Ernesto Balducci disse in un’intervista che il discorso sulla morte contiene un aspetto positivo, il recupero dell’autenticità del vivere. Secondo lui l’impegno storico, l’azione, devono seguire, e non precedere, il confronto con la propria morte: cambiare se stessi e cambiare il mondo devono procedere di pari passo. In quest’ottica posso vedere nella morte un’indispensabile consigliera. Alfonso de’ Liguori scrisse: “giudica equamente i fatti e dirige correttamente le proprie azioni chi le giudica e le dirige tenendo ben presente la morte.” La morte ci rende eticamente consapevoli. Dovrebbe diventare abitudine di un leader prendere le decisioni alla luce della morte, come facevano i certosini, che si sdraiavano nella bara. Steve Jobs disse: “Ricordarsi che morirò presto è il più importante strumento che io abbia mai incontrato per fare le grandi scelte della vita, perché quasi tutte le cose, tutte le aspettative di eternità, tutto l’orgoglio, tutti i timori di essere imbarazzati o fallire, semplicemente svaniscono di fronte all’idea della morte, lasciando solo quello che c’è di realmente importante.”

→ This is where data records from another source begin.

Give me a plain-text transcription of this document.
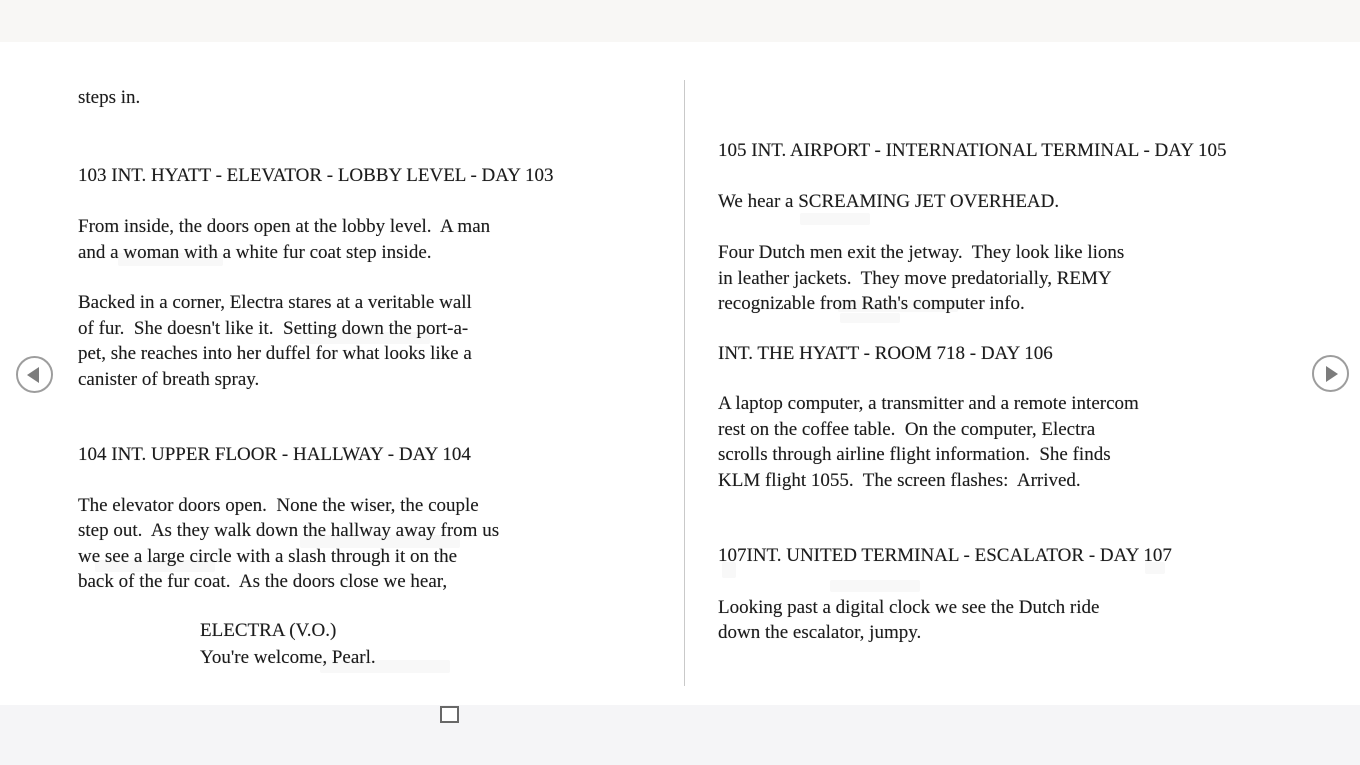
steps in.
103 INT. HYATT - ELEVATOR - LOBBY LEVEL - DAY 103
From inside, the doors open at the lobby level.  A man
and a woman with a white fur coat step inside.
Backed in a corner, Electra stares at a veritable wall
of fur.  She doesn't like it.  Setting down the port-a-
pet, she reaches into her duffel for what looks like a
canister of breath spray.
104 INT. UPPER FLOOR - HALLWAY - DAY 104
The elevator doors open.  None the wiser, the couple
step out.  As they walk down the hallway away from us
we see a large circle with a slash through it on the
back of the fur coat.  As the doors close we hear,
ELECTRA (V.O.)
You're welcome, Pearl.
105 INT. AIRPORT - INTERNATIONAL TERMINAL - DAY 105
We hear a SCREAMING JET OVERHEAD.
Four Dutch men exit the jetway.  They look like lions
in leather jackets.  They move predatorially, REMY
recognizable from Rath's computer info.
INT. THE HYATT - ROOM 718 - DAY 106
A laptop computer, a transmitter and a remote intercom
rest on the coffee table.  On the computer, Electra
scrolls through airline flight information.  She finds
KLM flight 1055.  The screen flashes:  Arrived.
107INT. UNITED TERMINAL - ESCALATOR - DAY 107
Looking past a digital clock we see the Dutch ride
down the escalator, jumpy.
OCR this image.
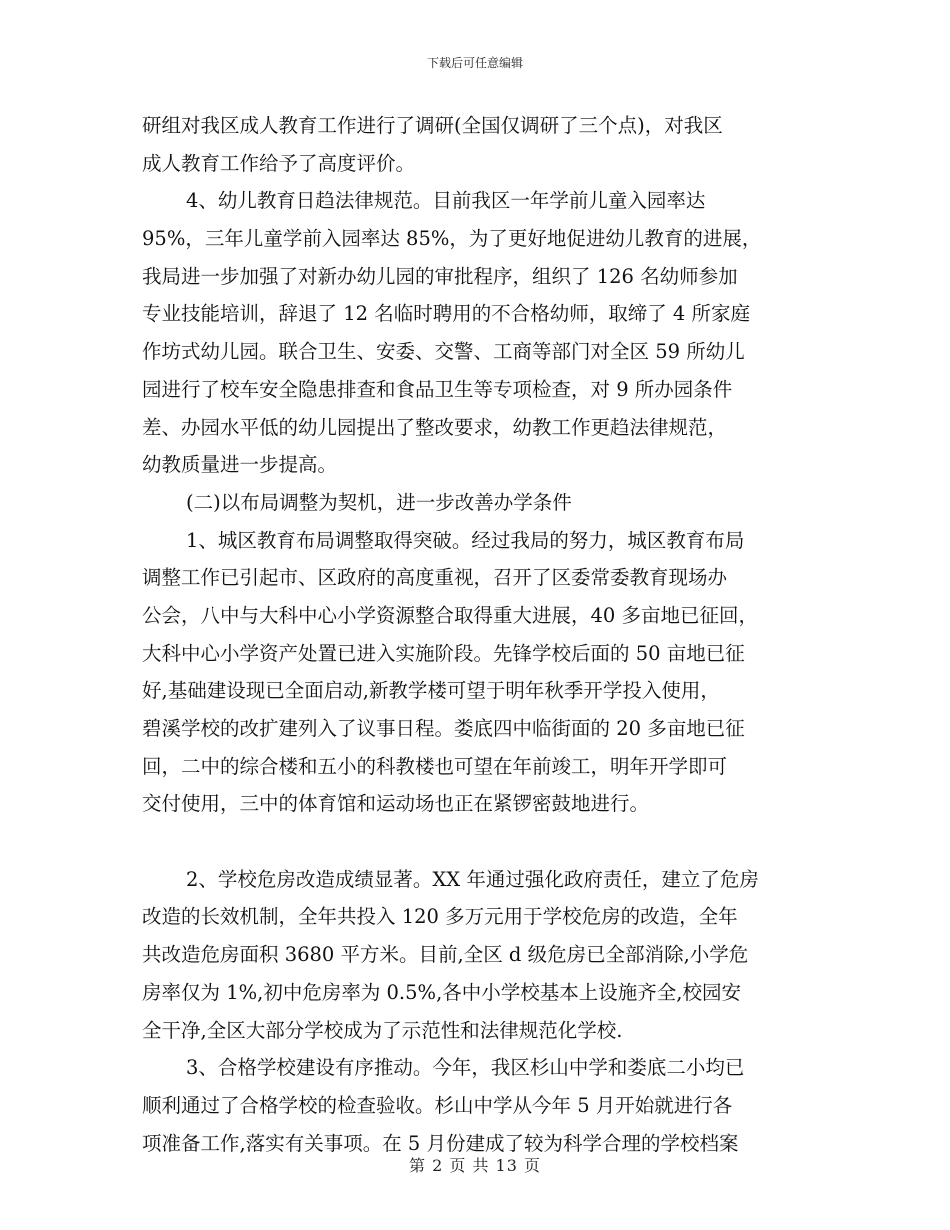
下载后可任意编辑
研组对我区成人教育工作进行了调研(全国仅调研了三个点)，对我区
成人教育工作给予了高度评价。
4、幼儿教育日趋法律规范。目前我区一年学前儿童入园率达
95%，三年儿童学前入园率达 85%，为了更好地促进幼儿教育的进展，
我局进一步加强了对新办幼儿园的审批程序，组织了 126 名幼师参加
专业技能培训，辞退了 12 名临时聘用的不合格幼师，取缔了 4 所家庭
作坊式幼儿园。联合卫生、安委、交警、工商等部门对全区 59 所幼儿
园进行了校车安全隐患排查和食品卫生等专项检查，对 9 所办园条件
差、办园水平低的幼儿园提出了整改要求，幼教工作更趋法律规范，
幼教质量进一步提高。
(二)以布局调整为契机，进一步改善办学条件
1、城区教育布局调整取得突破。经过我局的努力，城区教育布局
调整工作已引起市、区政府的高度重视，召开了区委常委教育现场办
公会，八中与大科中心小学资源整合取得重大进展，40 多亩地已征回，
大科中心小学资产处置已进入实施阶段。先锋学校后面的 50 亩地已征
好,基础建设现已全面启动,新教学楼可望于明年秋季开学投入使用，
碧溪学校的改扩建列入了议事日程。娄底四中临街面的 20 多亩地已征
回，二中的综合楼和五小的科教楼也可望在年前竣工，明年开学即可
交付使用，三中的体育馆和运动场也正在紧锣密鼓地进行。
2、学校危房改造成绩显著。XX 年通过强化政府责任，建立了危房
改造的长效机制，全年共投入 120 多万元用于学校危房的改造，全年
共改造危房面积 3680 平方米。目前,全区 d 级危房已全部消除,小学危
房率仅为 1%,初中危房率为 0.5%,各中小学校基本上设施齐全,校园安
全干净,全区大部分学校成为了示范性和法律规范化学校.
3、合格学校建设有序推动。今年，我区杉山中学和娄底二小均已
顺利通过了合格学校的检查验收。杉山中学从今年 5 月开始就进行各
项准备工作,落实有关事项。在 5 月份建成了较为科学合理的学校档案
第 2 页 共 13 页
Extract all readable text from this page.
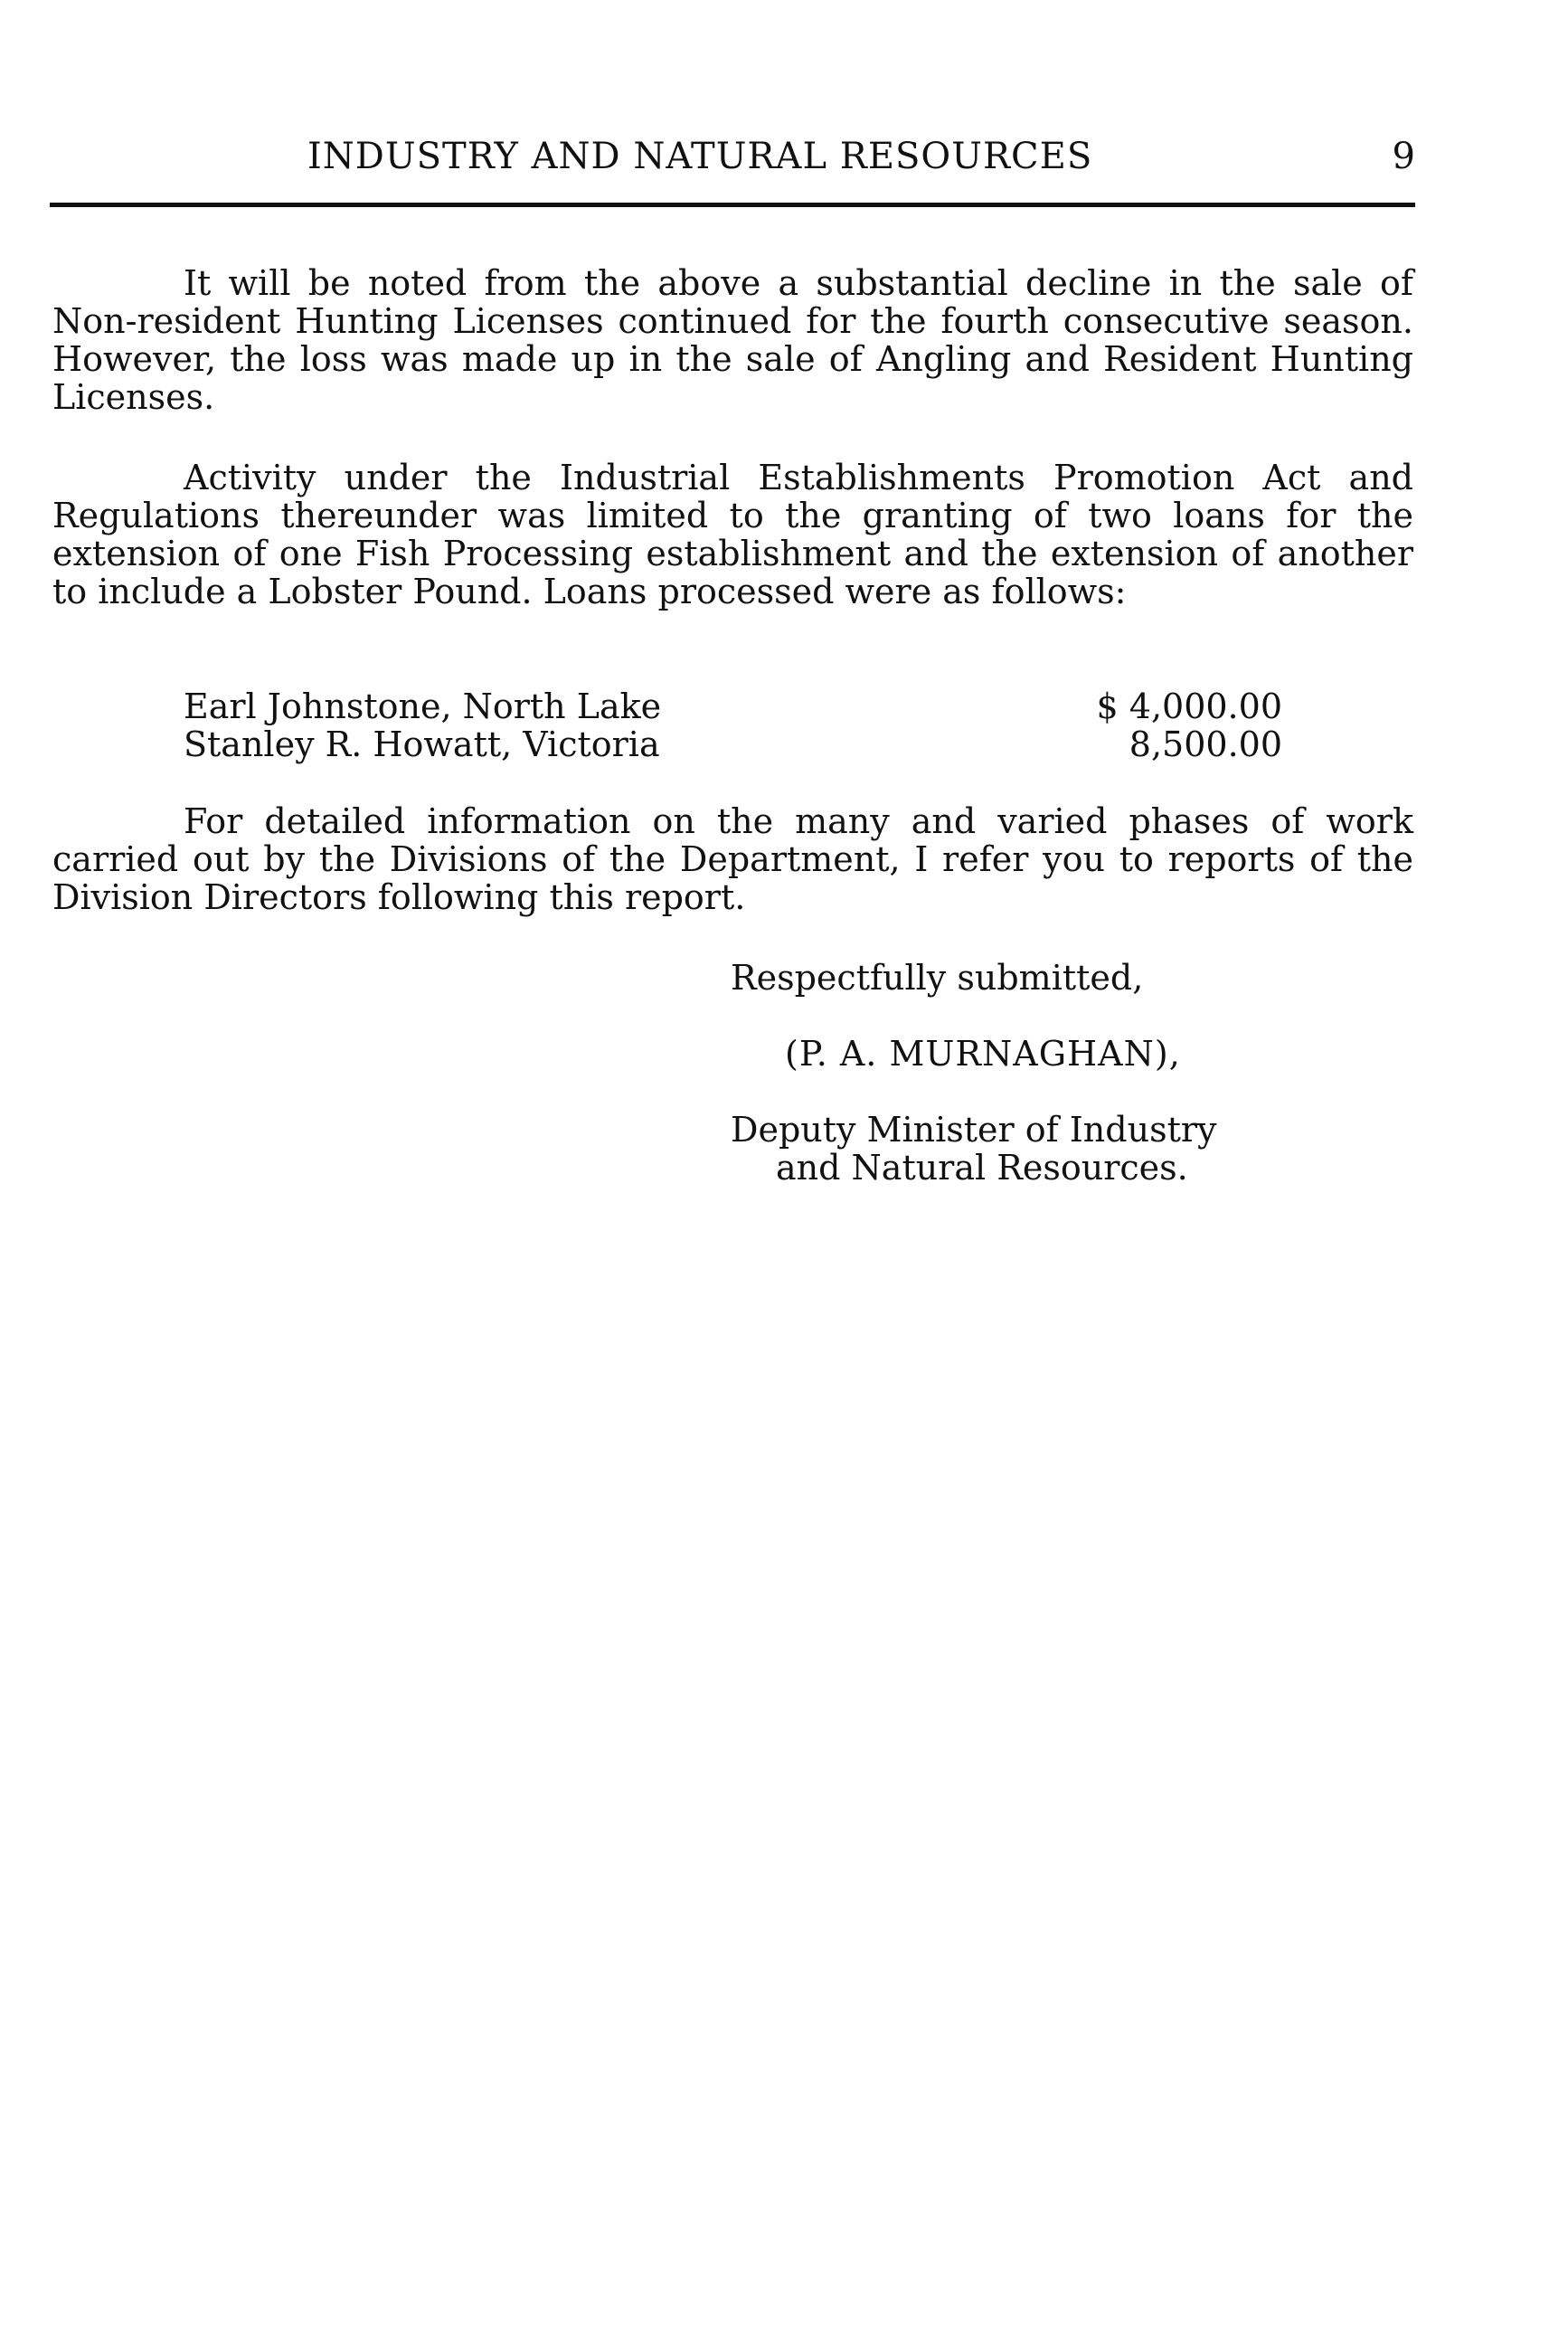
INDUSTRY AND NATURAL RESOURCES	9

It will be noted from the above a substantial decline in the sale of Non-resident Hunting Licenses continued for the fourth consecutive season. However, the loss was made up in the sale of Angling and Resident Hunting Licenses.

Activity under the Industrial Establishments Promotion Act and Regulations thereunder was limited to the granting of two loans for the extension of one Fish Processing establishment and the extension of another to include a Lobster Pound. Loans processed were as follows:

Earl Johnstone, North Lake	$ 4,000.00
Stanley R. Howatt, Victoria	8,500.00

For detailed information on the many and varied phases of work carried out by the Divisions of the Department, I refer you to reports of the Division Directors following this report.

Respectfully submitted,
(P. A. MURNAGHAN),
Deputy Minister of Industry
and Natural Resources.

Quindi la cura di sé è quindi fondamentale non solo per chi lavora in sanità, ma anche per chi ha responsabilità di governo…
Non solo, è fondamentale anche per un padre di famiglia. È proprio un modo di essere e di vivere, mi prendo cura di me e mi prendo cura di te.
C’è un intellettuale francese, Abdennour Bidar, che ha scritto un libro sulla “Rivoluzione spirituale”: una rivoluzione, come diceva anche Daniel Lumera, proattiva e non reattiva, basata sulla felicità e non sulla rabbia. Questa idea della rivoluzione spirituale ti piace?
Tantissimo, anche nella Bibbia c’è scritto: “i tiepidi saranno vomitati”. Stiamo vivendo da tiepidi, aspettando. Invece dobbiamo operare una rivoluzione a partire da noi, una conversione. Da ragazzina ero innamorata di Che Guevara, per il fatto che ha dato la vita, si è messo totalmente in gioco per una grande idea. Senza quell’entusiasmo, senza coraggio, non c’è amore, non c’è vita, non c’è trasformazione.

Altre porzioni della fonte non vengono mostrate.